Web-Name Expansion Should Proceed Slowly, Rockefeller Says

The nonprofit organization that manages the Internet’s address system should proceed slowly with a plan to add new top-level domains beyond .com and .org, the chairman of the Senate Commerce Committee said.

The Internet Corporation for Assigned Names and Numbers should consider scaling back the initial round of new domains to be introduced in 2013, Senator Jay Rockefeller, a West Virginia Democrat who leads the Commerce Committee, said today at a hearing on the program.

“If Icann is determined to move forward, it should do so slowly and cautiously,” Rockefeller said in prepared remarks. “The potential for fraud, consumer confusion and cybersquatting is massive and argues for a phased-in implementation.”

General Electric Co., Johnson & Johnson and Coca-Cola Co. are among more than 40 companies that last month joined with the Association of National Advertisers to oppose the domain expansion, saying it will increase costs for companies, confuse customers and create new risks of Internet fraud.

Federal Trade Commission Chairman Jon Leibowitz said yesterday the planned addition of top-level domains may be a “disaster,” allowing con artists to set up fraudulent websites. The FTC, which has no direct authority over Icann, can act when companies engage in deceptive trade practices.

Icann, which manages the Web’s address system under a contract with the U.S. Commerce Department, will start taking applications Jan. 12 for potentially hundreds of new top-level domains such as .apple and .book. The Marina del Ray, California-based group will consider company and brand names, cities and words as potential Web suffixes. Applications will cost $185,000 for each domain.

Trademark Protections

The top-level domain program includes protections for trademark holders and background reviews of applicants, Kurt Pritz, Icann senior vice president of stakeholder relations, said in testimony to the committee. Limiting the number of new domains by some “artificial means” may put Icann in the “awkward position of choosing winners or losers,” Pritz said after the hearing.
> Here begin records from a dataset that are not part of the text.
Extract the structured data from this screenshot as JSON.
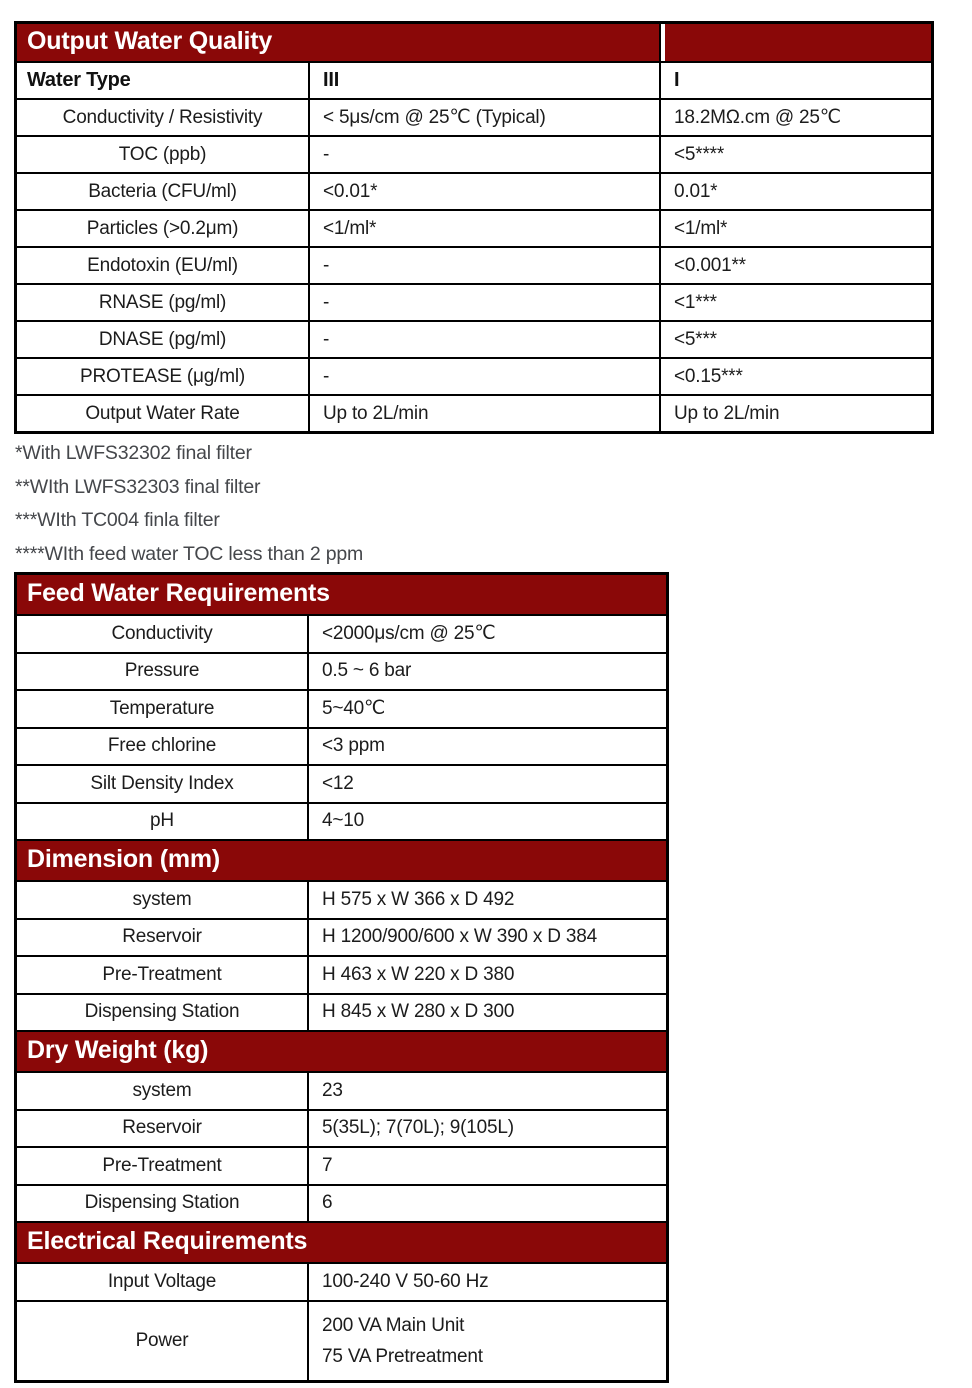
{
  "colors": {
    "maroon": "#8A0808",
    "border": "#000000",
    "text": "#1c1c1c",
    "footnote": "#45474b"
  },
  "output_water_quality": {
    "title": "Output Water Quality",
    "columns": {
      "label": "Water Type",
      "type3": "III",
      "type1": "I"
    },
    "rows": [
      {
        "label": "Conductivity / Resistivity",
        "type3": "< 5μs/cm @ 25℃ (Typical)",
        "type1": "18.2MΩ.cm @ 25℃"
      },
      {
        "label": "TOC (ppb)",
        "type3": "-",
        "type1": "<5****"
      },
      {
        "label": "Bacteria (CFU/ml)",
        "type3": "<0.01*",
        "type1": "0.01*"
      },
      {
        "label": "Particles (>0.2μm)",
        "type3": "<1/ml*",
        "type1": "<1/ml*"
      },
      {
        "label": "Endotoxin (EU/ml)",
        "type3": "-",
        "type1": "<0.001**"
      },
      {
        "label": "RNASE (pg/ml)",
        "type3": "-",
        "type1": "<1***"
      },
      {
        "label": "DNASE (pg/ml)",
        "type3": "-",
        "type1": "<5***"
      },
      {
        "label": "PROTEASE (μg/ml)",
        "type3": "-",
        "type1": "<0.15***"
      },
      {
        "label": "Output Water Rate",
        "type3": "Up to 2L/min",
        "type1": "Up to 2L/min"
      }
    ]
  },
  "footnotes": [
    "*With LWFS32302 final filter",
    "**WIth LWFS32303 final filter",
    "***WIth TC004 finla filter",
    "****WIth feed water TOC less than 2 ppm"
  ],
  "feed_water_requirements": {
    "title": "Feed Water Requirements",
    "rows": [
      {
        "label": "Conductivity",
        "value": "<2000μs/cm @ 25℃"
      },
      {
        "label": "Pressure",
        "value": "0.5 ~ 6 bar"
      },
      {
        "label": "Temperature",
        "value": "5~40℃"
      },
      {
        "label": "Free chlorine",
        "value": "<3 ppm"
      },
      {
        "label": "Silt Density Index",
        "value": "<12"
      },
      {
        "label": "pH",
        "value": "4~10"
      }
    ]
  },
  "dimension": {
    "title": "Dimension (mm)",
    "rows": [
      {
        "label": "system",
        "value": "H 575 x W 366 x D 492"
      },
      {
        "label": "Reservoir",
        "value": "H 1200/900/600 x W 390 x D 384"
      },
      {
        "label": "Pre-Treatment",
        "value": "H 463 x W 220 x D 380"
      },
      {
        "label": "Dispensing Station",
        "value": "H 845 x W 280 x D 300"
      }
    ]
  },
  "dry_weight": {
    "title": "Dry Weight (kg)",
    "rows": [
      {
        "label": "system",
        "value": "23"
      },
      {
        "label": "Reservoir",
        "value": "5(35L); 7(70L); 9(105L)"
      },
      {
        "label": "Pre-Treatment",
        "value": "7"
      },
      {
        "label": "Dispensing Station",
        "value": "6"
      }
    ]
  },
  "electrical": {
    "title": "Electrical Requirements",
    "input_voltage": {
      "label": "Input Voltage",
      "value": "100-240 V 50-60 Hz"
    },
    "power": {
      "label": "Power",
      "line1": "200 VA Main Unit",
      "line2": "75 VA Pretreatment"
    }
  }
}
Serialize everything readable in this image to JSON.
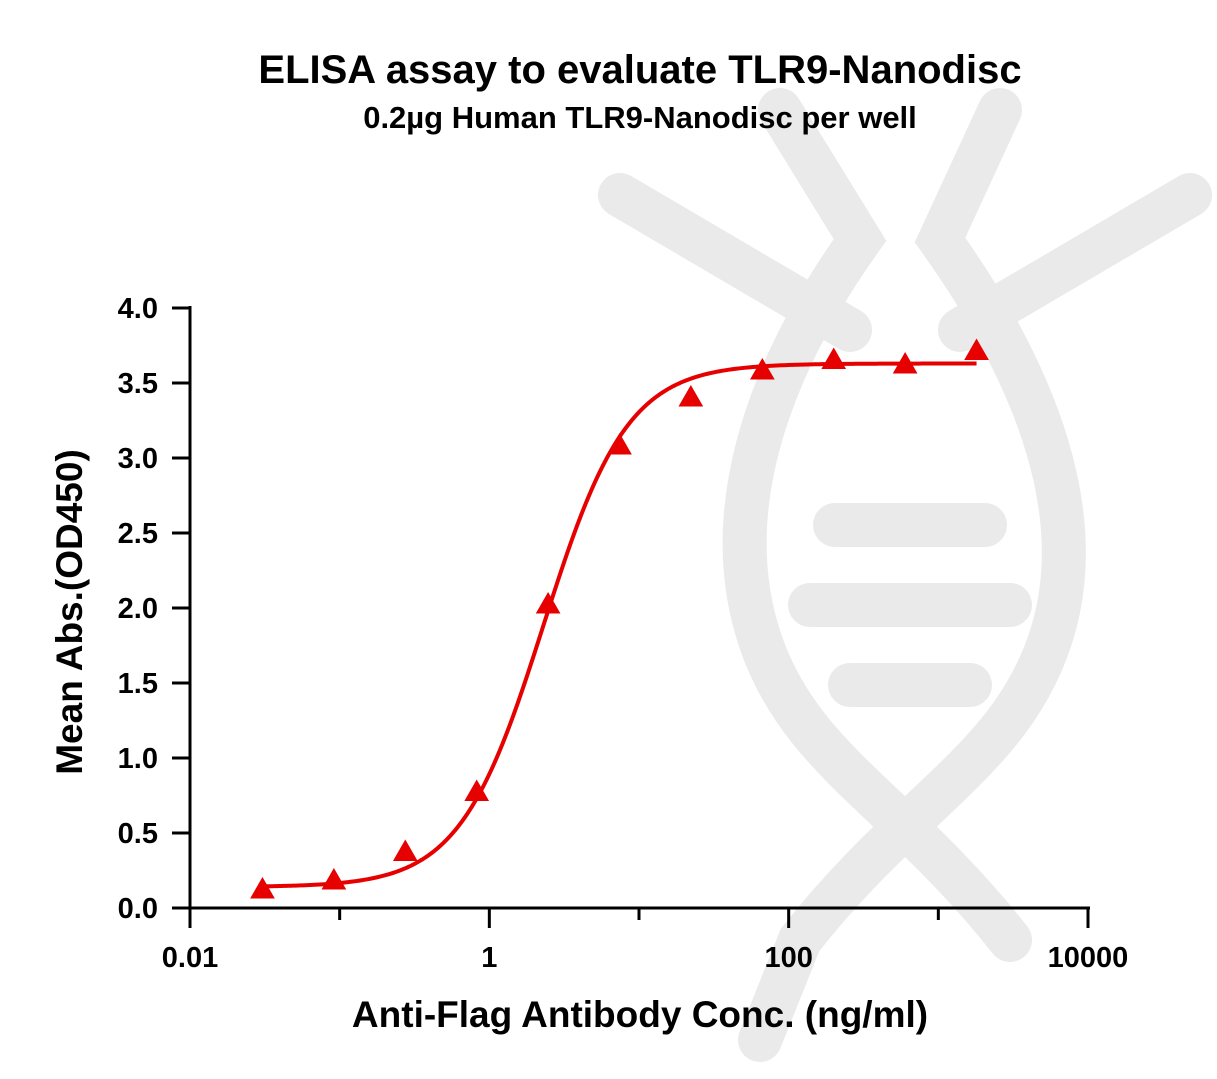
{
  "chart_data": {
    "type": "scatter",
    "title": "ELISA assay to evaluate TLR9-Nanodisc",
    "subtitle": "0.2µg Human TLR9-Nanodisc per well",
    "xlabel": "Anti-Flag Antibody Conc. (ng/ml)",
    "ylabel": "Mean Abs.(OD450)",
    "xscale": "log",
    "xlim": [
      0.01,
      10000
    ],
    "ylim": [
      0,
      4.0
    ],
    "x_ticks": [
      "0.01",
      "1",
      "100",
      "10000"
    ],
    "y_ticks": [
      "0.0",
      "0.5",
      "1.0",
      "1.5",
      "2.0",
      "2.5",
      "3.0",
      "3.5",
      "4.0"
    ],
    "grid": false,
    "legend": "none",
    "series": [
      {
        "marker": "triangle",
        "color": "#e60000",
        "x": [
          0.0305,
          0.0915,
          0.2745,
          0.8235,
          2.47,
          7.41,
          22.2,
          66.7,
          200,
          600,
          1800
        ],
        "y": [
          0.12,
          0.18,
          0.37,
          0.77,
          2.02,
          3.08,
          3.4,
          3.58,
          3.65,
          3.62,
          3.71
        ]
      }
    ],
    "fit_curve": {
      "model": "4PL",
      "bottom": 0.14,
      "top": 3.63,
      "ec50": 2.3,
      "hill": 1.55,
      "color": "#e60000"
    }
  },
  "watermark": {
    "icon": "dna-logo-icon",
    "color": "#e6e6e6"
  }
}
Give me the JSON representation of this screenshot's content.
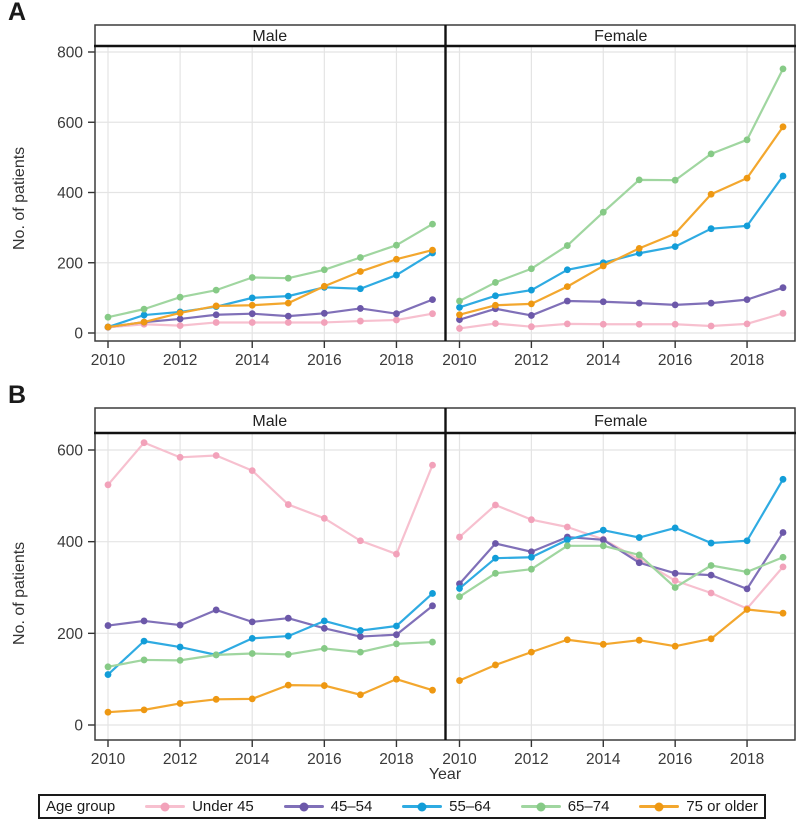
{
  "figure": {
    "y_axis_label": "No. of patients",
    "x_axis_label": "Year",
    "legend": {
      "title": "Age group",
      "items": [
        {
          "label": "Under 45",
          "line_color": "#F7C0CF",
          "marker_color": "#F2A2BA"
        },
        {
          "label": "45–54",
          "line_color": "#8070B8",
          "marker_color": "#6C58A9"
        },
        {
          "label": "55–64",
          "line_color": "#2FABE2",
          "marker_color": "#129DD8"
        },
        {
          "label": "65–74",
          "line_color": "#A0D6A0",
          "marker_color": "#86CA86"
        },
        {
          "label": "75 or older",
          "line_color": "#F3A72E",
          "marker_color": "#EE9812"
        }
      ]
    },
    "panels": [
      {
        "letter": "A",
        "y_ticks": [
          0,
          200,
          400,
          600,
          800
        ],
        "x_ticks": [
          2010,
          2012,
          2014,
          2016,
          2018
        ]
      },
      {
        "letter": "B",
        "y_ticks": [
          0,
          200,
          400,
          600
        ],
        "x_ticks": [
          2010,
          2012,
          2014,
          2016,
          2018
        ]
      }
    ]
  },
  "chart_data": [
    {
      "type": "line",
      "panel": "A",
      "x": [
        2010,
        2011,
        2012,
        2013,
        2014,
        2015,
        2016,
        2017,
        2018,
        2019
      ],
      "xlabel": "Year",
      "ylabel": "No. of patients",
      "ylim": [
        0,
        800
      ],
      "grid": true,
      "facets": [
        {
          "name": "Male",
          "series": [
            {
              "name": "Under 45",
              "values": [
                16,
                25,
                21,
                30,
                30,
                30,
                30,
                34,
                37,
                55
              ]
            },
            {
              "name": "45–54",
              "values": [
                17,
                31,
                40,
                52,
                55,
                48,
                56,
                70,
                55,
                95
              ]
            },
            {
              "name": "55–64",
              "values": [
                17,
                51,
                60,
                75,
                100,
                105,
                130,
                126,
                165,
                228
              ]
            },
            {
              "name": "65–74",
              "values": [
                45,
                68,
                102,
                122,
                158,
                156,
                180,
                215,
                250,
                310
              ]
            },
            {
              "name": "75 or older",
              "values": [
                17,
                31,
                57,
                77,
                79,
                85,
                133,
                175,
                210,
                236
              ]
            }
          ]
        },
        {
          "name": "Female",
          "series": [
            {
              "name": "Under 45",
              "values": [
                13,
                27,
                18,
                26,
                25,
                25,
                25,
                20,
                26,
                56
              ]
            },
            {
              "name": "45–54",
              "values": [
                38,
                69,
                50,
                91,
                89,
                85,
                80,
                85,
                95,
                129
              ]
            },
            {
              "name": "55–64",
              "values": [
                73,
                106,
                122,
                180,
                200,
                227,
                246,
                297,
                305,
                447
              ]
            },
            {
              "name": "65–74",
              "values": [
                91,
                144,
                183,
                249,
                344,
                436,
                435,
                510,
                550,
                752
              ]
            },
            {
              "name": "75 or older",
              "values": [
                52,
                79,
                83,
                132,
                191,
                241,
                283,
                395,
                441,
                587
              ]
            }
          ]
        }
      ]
    },
    {
      "type": "line",
      "panel": "B",
      "x": [
        2010,
        2011,
        2012,
        2013,
        2014,
        2015,
        2016,
        2017,
        2018,
        2019
      ],
      "xlabel": "Year",
      "ylabel": "No. of patients",
      "ylim": [
        0,
        600
      ],
      "grid": true,
      "facets": [
        {
          "name": "Male",
          "series": [
            {
              "name": "Under 45",
              "values": [
                524,
                616,
                584,
                588,
                555,
                481,
                451,
                402,
                373,
                567
              ]
            },
            {
              "name": "45–54",
              "values": [
                217,
                227,
                218,
                251,
                225,
                233,
                211,
                193,
                197,
                260
              ]
            },
            {
              "name": "55–64",
              "values": [
                110,
                183,
                170,
                153,
                189,
                194,
                227,
                206,
                216,
                287
              ]
            },
            {
              "name": "65–74",
              "values": [
                127,
                142,
                141,
                153,
                156,
                154,
                167,
                159,
                177,
                181
              ]
            },
            {
              "name": "75 or older",
              "values": [
                28,
                33,
                47,
                56,
                57,
                87,
                86,
                66,
                100,
                76
              ]
            }
          ]
        },
        {
          "name": "Female",
          "series": [
            {
              "name": "Under 45",
              "values": [
                410,
                480,
                448,
                432,
                405,
                361,
                315,
                288,
                254,
                345
              ]
            },
            {
              "name": "45–54",
              "values": [
                308,
                396,
                378,
                410,
                404,
                354,
                331,
                327,
                297,
                420
              ]
            },
            {
              "name": "55–64",
              "values": [
                298,
                364,
                366,
                404,
                425,
                409,
                430,
                397,
                402,
                536
              ]
            },
            {
              "name": "65–74",
              "values": [
                280,
                331,
                340,
                391,
                391,
                371,
                300,
                348,
                334,
                366
              ]
            },
            {
              "name": "75 or older",
              "values": [
                97,
                131,
                159,
                186,
                176,
                185,
                172,
                188,
                252,
                244
              ]
            }
          ]
        }
      ]
    }
  ]
}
Icann, manager of the Internet’s address system since 1998 for the U.S. government, now oversees 22 so-called generic top-level domains, including the commonly used .com, .org and .net.

Dan Jaffe, executive vice president of government relations at the Association of National Advertisers, said there is “nothing sacred” about the January date for beginning the program and told lawmakers the effort should be stopped or delayed.

Given the serious concerns raised by the business community and the potential dangers to consumers, “it would be irresponsible for Icann to proceed full speed ahead with the roll-out next month,” Jaffe said in testimony to the committee.